Ihn und zwei weitere Mitstreiter haben wir in den Räumlichkeiten der Fakultät für Mathematik in Essen getroffen. Womit er später sein Geld verdienen will, wisse Octavian noch nicht. „Bis dahin ist es noch ein weiter Weg“, sagt er. Octavian wohnt, wie viele Studierende im Ruhrgebiet, bei seinen Eltern. Umziehen wolle er vorerst nicht. Ungefähr eine Stunde braucht er von Wesel bis nach Essen, für ihn sei das trotzdem die momentan beste Lösung.
Sein Kommilitone Sebastian, 27, der bereits in der Marktforschung arbeitet und berufsbegleitend studieren will, hat es einfacher. Mit einer Wohnung in Duisburg-Neudorf ist er gut angebunden. Er erhofft sich neue Erkenntnisse für seine Arbeit. Dabei seien seine Leistungen in Mathe in der Schulzeit „nicht überragend“ gewesen, gibt der 27-Jährige lachend zu. Das bereite ihm zwar etwas Sorgen. „Heute bin ich aber vom Mindset anders drauf.“
Finn, mit 18 der Jüngste in der Runde, kommt aus Essen. Ihn beschäftigt vor allem, wo man in seiner Heimatstadt als Student Kontakte knüpfen kann. Tatsächlich gibt es in der Stadt, die sich gern Ruhrmetropole nennt, kein Studentenviertel und kaum Lokalitäten, die es verdienten, Studentenkneipen genannt zu werden. Auch er wohnt bei seinen Eltern. Seinen BAföG-Antrag hat er noch nicht abgeschickt, will das aber bald erledigen.

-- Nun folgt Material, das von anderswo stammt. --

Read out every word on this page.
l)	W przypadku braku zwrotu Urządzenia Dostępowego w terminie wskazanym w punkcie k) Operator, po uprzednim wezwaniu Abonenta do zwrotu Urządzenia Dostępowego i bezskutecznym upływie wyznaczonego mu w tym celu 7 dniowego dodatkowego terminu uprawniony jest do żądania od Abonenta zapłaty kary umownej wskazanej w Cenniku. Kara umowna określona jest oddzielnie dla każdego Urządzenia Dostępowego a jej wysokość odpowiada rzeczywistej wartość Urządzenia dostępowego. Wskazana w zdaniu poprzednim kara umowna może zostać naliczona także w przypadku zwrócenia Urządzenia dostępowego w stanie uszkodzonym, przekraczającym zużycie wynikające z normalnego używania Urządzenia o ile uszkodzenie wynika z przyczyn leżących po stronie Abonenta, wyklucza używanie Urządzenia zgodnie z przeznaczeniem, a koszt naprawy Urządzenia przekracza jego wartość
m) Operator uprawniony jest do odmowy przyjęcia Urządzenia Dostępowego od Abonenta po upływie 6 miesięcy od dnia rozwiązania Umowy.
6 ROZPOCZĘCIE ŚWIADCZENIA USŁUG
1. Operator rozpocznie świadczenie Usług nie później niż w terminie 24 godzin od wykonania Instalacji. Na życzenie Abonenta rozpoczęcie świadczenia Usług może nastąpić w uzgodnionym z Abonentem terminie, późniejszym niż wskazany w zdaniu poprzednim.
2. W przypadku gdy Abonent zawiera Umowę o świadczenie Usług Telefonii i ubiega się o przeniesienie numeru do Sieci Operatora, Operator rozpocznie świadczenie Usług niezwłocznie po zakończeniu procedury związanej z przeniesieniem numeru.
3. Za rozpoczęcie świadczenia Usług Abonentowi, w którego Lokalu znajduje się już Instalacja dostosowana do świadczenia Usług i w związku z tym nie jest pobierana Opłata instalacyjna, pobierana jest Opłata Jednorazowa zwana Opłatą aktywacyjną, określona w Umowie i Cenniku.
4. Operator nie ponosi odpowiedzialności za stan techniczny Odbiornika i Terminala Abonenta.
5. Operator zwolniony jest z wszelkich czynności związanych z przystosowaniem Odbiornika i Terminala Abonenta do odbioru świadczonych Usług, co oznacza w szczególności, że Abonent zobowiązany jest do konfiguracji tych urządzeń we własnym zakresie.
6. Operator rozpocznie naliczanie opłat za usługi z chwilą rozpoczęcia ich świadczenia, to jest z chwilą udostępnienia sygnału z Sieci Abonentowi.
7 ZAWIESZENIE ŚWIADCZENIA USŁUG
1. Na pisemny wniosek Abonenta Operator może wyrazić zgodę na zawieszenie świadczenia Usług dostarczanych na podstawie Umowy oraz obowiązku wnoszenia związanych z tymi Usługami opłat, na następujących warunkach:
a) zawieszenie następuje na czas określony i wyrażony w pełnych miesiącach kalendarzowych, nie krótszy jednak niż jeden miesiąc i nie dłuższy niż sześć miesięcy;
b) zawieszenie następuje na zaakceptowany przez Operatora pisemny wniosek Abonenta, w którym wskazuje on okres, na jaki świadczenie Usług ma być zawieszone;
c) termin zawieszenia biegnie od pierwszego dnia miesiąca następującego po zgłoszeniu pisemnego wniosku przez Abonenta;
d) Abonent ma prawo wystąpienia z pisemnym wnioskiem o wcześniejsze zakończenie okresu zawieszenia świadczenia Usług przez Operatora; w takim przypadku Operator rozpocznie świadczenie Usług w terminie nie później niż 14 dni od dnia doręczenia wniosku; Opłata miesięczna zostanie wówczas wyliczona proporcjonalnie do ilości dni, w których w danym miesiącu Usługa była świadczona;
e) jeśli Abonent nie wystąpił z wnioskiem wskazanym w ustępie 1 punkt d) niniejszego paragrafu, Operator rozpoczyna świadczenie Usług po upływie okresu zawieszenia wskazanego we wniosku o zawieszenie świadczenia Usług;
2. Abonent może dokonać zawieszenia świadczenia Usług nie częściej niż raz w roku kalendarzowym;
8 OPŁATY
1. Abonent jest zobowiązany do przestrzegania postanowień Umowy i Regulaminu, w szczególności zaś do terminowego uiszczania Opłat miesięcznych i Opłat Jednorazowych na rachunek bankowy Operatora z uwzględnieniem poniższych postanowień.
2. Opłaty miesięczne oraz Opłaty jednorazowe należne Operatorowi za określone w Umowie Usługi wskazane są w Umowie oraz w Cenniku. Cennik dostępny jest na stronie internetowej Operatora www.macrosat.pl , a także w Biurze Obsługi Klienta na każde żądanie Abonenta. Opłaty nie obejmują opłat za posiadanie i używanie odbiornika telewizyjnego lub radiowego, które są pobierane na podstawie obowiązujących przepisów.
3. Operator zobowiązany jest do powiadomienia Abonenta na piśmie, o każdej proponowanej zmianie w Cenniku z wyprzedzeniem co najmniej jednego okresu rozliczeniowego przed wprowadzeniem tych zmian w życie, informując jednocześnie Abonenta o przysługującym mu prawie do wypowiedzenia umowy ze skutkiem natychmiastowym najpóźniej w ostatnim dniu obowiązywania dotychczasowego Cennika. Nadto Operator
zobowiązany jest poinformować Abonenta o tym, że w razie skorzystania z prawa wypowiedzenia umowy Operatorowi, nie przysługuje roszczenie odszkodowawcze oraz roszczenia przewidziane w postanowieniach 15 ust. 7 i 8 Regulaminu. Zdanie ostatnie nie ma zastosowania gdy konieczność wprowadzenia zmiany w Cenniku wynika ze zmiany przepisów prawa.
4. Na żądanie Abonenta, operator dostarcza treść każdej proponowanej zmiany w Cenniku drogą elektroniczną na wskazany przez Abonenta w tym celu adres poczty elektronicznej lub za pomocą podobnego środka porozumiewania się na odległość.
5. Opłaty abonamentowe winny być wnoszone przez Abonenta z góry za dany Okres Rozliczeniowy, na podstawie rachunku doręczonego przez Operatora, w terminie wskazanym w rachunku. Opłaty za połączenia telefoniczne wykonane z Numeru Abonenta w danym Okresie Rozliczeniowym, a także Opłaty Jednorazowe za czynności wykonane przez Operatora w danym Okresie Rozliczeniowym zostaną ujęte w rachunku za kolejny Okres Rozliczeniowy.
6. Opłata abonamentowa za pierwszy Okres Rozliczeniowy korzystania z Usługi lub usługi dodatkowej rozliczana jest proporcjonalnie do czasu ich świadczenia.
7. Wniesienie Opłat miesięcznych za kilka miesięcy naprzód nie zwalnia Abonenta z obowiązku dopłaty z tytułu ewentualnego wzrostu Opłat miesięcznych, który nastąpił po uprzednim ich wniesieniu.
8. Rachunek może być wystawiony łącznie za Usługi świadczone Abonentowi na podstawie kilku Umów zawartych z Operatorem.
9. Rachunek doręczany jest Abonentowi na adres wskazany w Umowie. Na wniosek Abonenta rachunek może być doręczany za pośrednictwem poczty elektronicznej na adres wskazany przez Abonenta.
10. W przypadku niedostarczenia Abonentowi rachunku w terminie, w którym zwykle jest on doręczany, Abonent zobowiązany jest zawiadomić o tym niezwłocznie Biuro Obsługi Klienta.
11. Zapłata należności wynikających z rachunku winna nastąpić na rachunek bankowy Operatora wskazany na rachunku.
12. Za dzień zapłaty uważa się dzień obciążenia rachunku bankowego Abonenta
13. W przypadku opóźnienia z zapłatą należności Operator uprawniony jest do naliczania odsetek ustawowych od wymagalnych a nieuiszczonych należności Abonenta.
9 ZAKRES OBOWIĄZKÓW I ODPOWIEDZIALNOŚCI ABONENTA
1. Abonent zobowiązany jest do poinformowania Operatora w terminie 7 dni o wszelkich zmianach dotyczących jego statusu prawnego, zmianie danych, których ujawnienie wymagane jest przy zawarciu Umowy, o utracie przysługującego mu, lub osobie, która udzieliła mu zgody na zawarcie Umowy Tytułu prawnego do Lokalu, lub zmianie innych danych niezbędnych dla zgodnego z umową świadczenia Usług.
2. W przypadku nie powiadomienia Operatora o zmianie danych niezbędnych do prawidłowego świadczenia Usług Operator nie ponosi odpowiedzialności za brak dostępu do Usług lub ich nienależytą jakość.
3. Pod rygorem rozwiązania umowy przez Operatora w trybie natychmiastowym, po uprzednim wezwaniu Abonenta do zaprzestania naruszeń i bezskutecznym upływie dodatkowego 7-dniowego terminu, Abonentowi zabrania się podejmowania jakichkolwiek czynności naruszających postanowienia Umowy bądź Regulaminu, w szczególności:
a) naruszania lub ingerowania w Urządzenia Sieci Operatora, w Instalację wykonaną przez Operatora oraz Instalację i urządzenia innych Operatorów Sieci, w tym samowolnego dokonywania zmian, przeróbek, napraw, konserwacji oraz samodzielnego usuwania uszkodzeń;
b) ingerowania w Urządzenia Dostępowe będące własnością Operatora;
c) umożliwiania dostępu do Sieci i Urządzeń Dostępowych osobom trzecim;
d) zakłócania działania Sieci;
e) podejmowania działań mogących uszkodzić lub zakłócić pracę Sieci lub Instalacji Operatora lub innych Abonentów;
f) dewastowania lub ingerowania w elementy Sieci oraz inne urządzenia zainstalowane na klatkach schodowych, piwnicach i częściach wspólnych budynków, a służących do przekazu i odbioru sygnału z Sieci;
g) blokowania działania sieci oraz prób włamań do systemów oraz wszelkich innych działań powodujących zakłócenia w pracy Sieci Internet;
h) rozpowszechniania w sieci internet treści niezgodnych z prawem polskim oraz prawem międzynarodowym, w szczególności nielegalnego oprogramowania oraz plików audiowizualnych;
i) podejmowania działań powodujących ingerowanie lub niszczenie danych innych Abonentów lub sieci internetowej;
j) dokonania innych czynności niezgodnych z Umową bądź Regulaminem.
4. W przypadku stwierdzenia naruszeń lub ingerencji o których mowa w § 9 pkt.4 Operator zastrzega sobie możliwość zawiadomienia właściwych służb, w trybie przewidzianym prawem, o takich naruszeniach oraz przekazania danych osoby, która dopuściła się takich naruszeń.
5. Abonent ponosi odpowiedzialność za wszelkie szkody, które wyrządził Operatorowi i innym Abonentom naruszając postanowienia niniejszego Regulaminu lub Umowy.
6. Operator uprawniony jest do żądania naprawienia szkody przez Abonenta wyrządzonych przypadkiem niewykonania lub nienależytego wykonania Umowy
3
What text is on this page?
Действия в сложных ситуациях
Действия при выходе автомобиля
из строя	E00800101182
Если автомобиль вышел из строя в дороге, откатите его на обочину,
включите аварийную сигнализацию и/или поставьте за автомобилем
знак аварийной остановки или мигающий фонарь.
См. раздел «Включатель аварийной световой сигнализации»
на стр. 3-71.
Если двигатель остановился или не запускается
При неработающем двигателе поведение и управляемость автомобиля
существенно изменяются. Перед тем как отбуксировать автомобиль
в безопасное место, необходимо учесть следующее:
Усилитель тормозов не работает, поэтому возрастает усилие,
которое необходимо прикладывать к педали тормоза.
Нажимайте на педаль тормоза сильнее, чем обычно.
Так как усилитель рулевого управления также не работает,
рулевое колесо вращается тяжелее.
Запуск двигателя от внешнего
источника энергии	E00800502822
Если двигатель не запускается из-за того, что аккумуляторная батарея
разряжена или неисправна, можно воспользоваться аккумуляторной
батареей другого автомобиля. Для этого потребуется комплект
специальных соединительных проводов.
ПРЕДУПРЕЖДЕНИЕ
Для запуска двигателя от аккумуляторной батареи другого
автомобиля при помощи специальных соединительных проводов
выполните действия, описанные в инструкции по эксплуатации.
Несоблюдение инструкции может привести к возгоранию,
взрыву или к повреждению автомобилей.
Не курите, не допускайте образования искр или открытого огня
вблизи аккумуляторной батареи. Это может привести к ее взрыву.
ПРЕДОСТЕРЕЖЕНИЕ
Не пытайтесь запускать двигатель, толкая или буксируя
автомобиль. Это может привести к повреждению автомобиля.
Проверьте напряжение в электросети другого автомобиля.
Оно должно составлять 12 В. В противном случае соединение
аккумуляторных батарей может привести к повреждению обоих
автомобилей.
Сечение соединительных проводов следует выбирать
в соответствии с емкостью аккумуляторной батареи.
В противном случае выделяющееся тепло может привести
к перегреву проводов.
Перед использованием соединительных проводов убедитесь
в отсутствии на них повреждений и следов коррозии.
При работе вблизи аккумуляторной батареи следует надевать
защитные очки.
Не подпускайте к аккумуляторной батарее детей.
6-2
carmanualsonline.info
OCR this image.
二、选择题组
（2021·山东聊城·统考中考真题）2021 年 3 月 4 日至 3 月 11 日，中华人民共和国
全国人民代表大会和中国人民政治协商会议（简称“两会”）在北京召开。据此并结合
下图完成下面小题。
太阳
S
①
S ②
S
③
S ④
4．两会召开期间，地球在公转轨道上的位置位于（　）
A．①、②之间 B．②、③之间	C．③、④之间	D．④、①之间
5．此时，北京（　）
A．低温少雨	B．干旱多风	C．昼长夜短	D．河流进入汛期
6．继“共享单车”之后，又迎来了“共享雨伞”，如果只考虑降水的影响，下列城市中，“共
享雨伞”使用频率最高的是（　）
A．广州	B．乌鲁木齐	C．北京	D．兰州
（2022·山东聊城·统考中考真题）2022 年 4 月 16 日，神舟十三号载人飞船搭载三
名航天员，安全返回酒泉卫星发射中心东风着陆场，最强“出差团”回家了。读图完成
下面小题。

Studierendenwerke in Deutschland kämpfen mit Personalmangel
Er sollte sich beeilen. Denn den zuständigen Studierendenwerken fehlt es massiv an Personal. „Das hat zur Folge, dass es sein kann, dass die Fristen nicht eingehalten werden können“, erklärt Insa Deeken, Sprecherin der Arbeitsgemeinschaft Studierendenwerke NRW (ARGE) auf Anfrage dieser Redaktion.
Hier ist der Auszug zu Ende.